Si(111) is one of the thinnest two-dimensional materials ever created, consisting of individual indium metal atoms adsorbed on a silicon surface. The material was recently found to be superconductive. superconductors have effectively zero resistance and act as perpetual carriers of electric current with no need for a connected power source.
Normally, silicon surfaces comprise of individual terraces separated by steps, each the height of a single atom (‘atomic steps’). These steps could potentially interrupt, or decouple, neighboring terraces and break the current flowing over large surfaces.
Takashi Uchihashi and co-workers at the International Center for Materials Nanoarchitectonics, Tsukuba, together with scientists across Japan, used a scanning tunnelling microscope to verify how superconductivity occurs in the presence of atomic steps and terraces.
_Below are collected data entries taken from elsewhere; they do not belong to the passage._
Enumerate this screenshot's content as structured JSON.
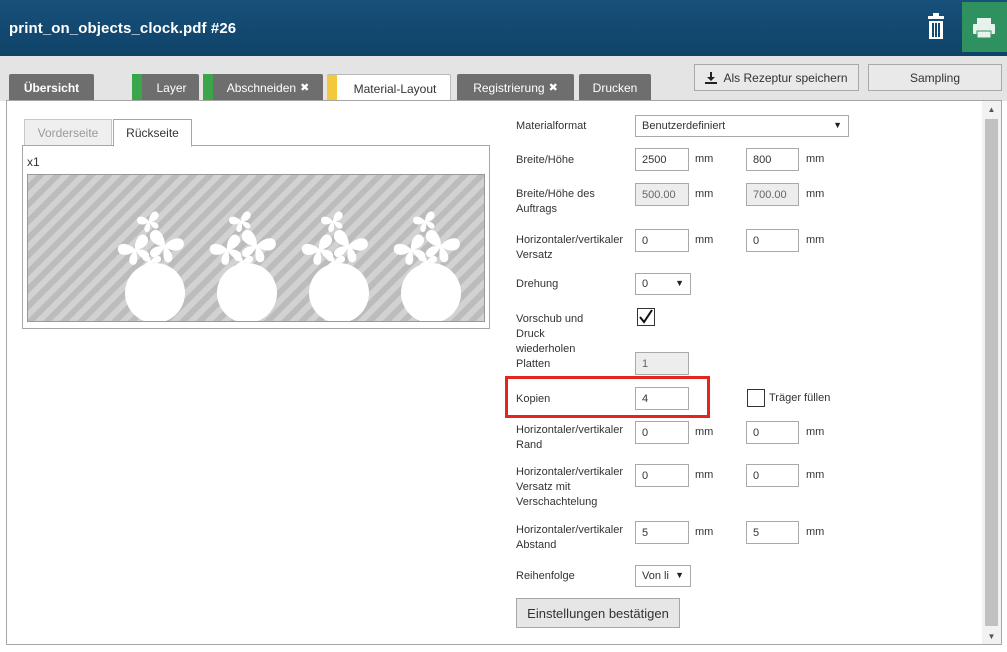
{
  "window": {
    "title": "print_on_objects_clock.pdf #26"
  },
  "header_icons": {
    "trash": "trash-icon",
    "print": "printer-icon",
    "print_bg": "#2f9160"
  },
  "tabs": [
    {
      "label": "Übersicht",
      "marker": null,
      "suffix_icon": null
    },
    {
      "label": "Layer",
      "marker": "#3aa54a",
      "suffix_icon": null
    },
    {
      "label": "Abschneiden",
      "marker": "#3aa54a",
      "suffix_icon": "✖"
    },
    {
      "label": "Material-Layout",
      "marker": "#f3c93b",
      "suffix_icon": null
    },
    {
      "label": "Registrierung",
      "marker": null,
      "suffix_icon": "✖"
    },
    {
      "label": "Drucken",
      "marker": null,
      "suffix_icon": null
    }
  ],
  "toolbar": {
    "save_recipe": "Als Rezeptur speichern",
    "save_icon": "download-icon",
    "sampling": "Sampling"
  },
  "preview": {
    "side_tabs": [
      "Vorderseite",
      "Rückseite"
    ],
    "active_side": "Rückseite",
    "copies_indicator": "x1",
    "object_count": 4
  },
  "form": {
    "material_format": {
      "label": "Materialformat",
      "value": "Benutzerdefiniert"
    },
    "width_height": {
      "label": "Breite/Höhe",
      "width": "2500",
      "height": "800",
      "unit": "mm"
    },
    "job_size": {
      "label": "Breite/Höhe des Auftrags",
      "width": "500.00",
      "height": "700.00",
      "unit": "mm"
    },
    "offset": {
      "label": "Horizontaler/vertikaler Versatz",
      "h": "0",
      "v": "0",
      "unit": "mm"
    },
    "rotation": {
      "label": "Drehung",
      "value": "0"
    },
    "repeat": {
      "label": "Vorschub und Druck wiederholen",
      "checked": true
    },
    "plates": {
      "label": "Platten",
      "value": "1"
    },
    "copies": {
      "label": "Kopien",
      "value": "4",
      "fill_label": "Träger füllen",
      "fill_checked": false
    },
    "margin": {
      "label": "Horizontaler/vertikaler Rand",
      "h": "0",
      "v": "0",
      "unit": "mm"
    },
    "nesting_offset": {
      "label": "Horizontaler/vertikaler Versatz mit Verschachtelung",
      "h": "0",
      "v": "0",
      "unit": "mm"
    },
    "spacing": {
      "label": "Horizontaler/vertikaler Abstand",
      "h": "5",
      "v": "5",
      "unit": "mm"
    },
    "order": {
      "label": "Reihenfolge",
      "value": "Von li"
    },
    "confirm_button": "Einstellungen bestätigen"
  },
  "colors": {
    "title_bar": "#13496f",
    "highlight": "#e32420",
    "tab_inactive": "#6e6e6e"
  }
}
The team applied different magnetic fields, which influenced the strength of the current and the presence of associated vortices.
By taking a series of images of the silicon, the team uncovered a pattern of supercurrent vortices present on the silicon surface. Two vortex types were present. Pearl vortices were present on the terrace surfaces, and appeared as bright round features in the images.
However, at the atomic steps the vortices appeared to become trapped, changing to become elongated “Josephson vortices”. These meant that the atomic steps work as so-called Josephson junctions, allowing coupling to occur across stepped terraces and enabling supercurrents to flow.
This discovery could eventually lead to materials engineered to have superconductivity properties.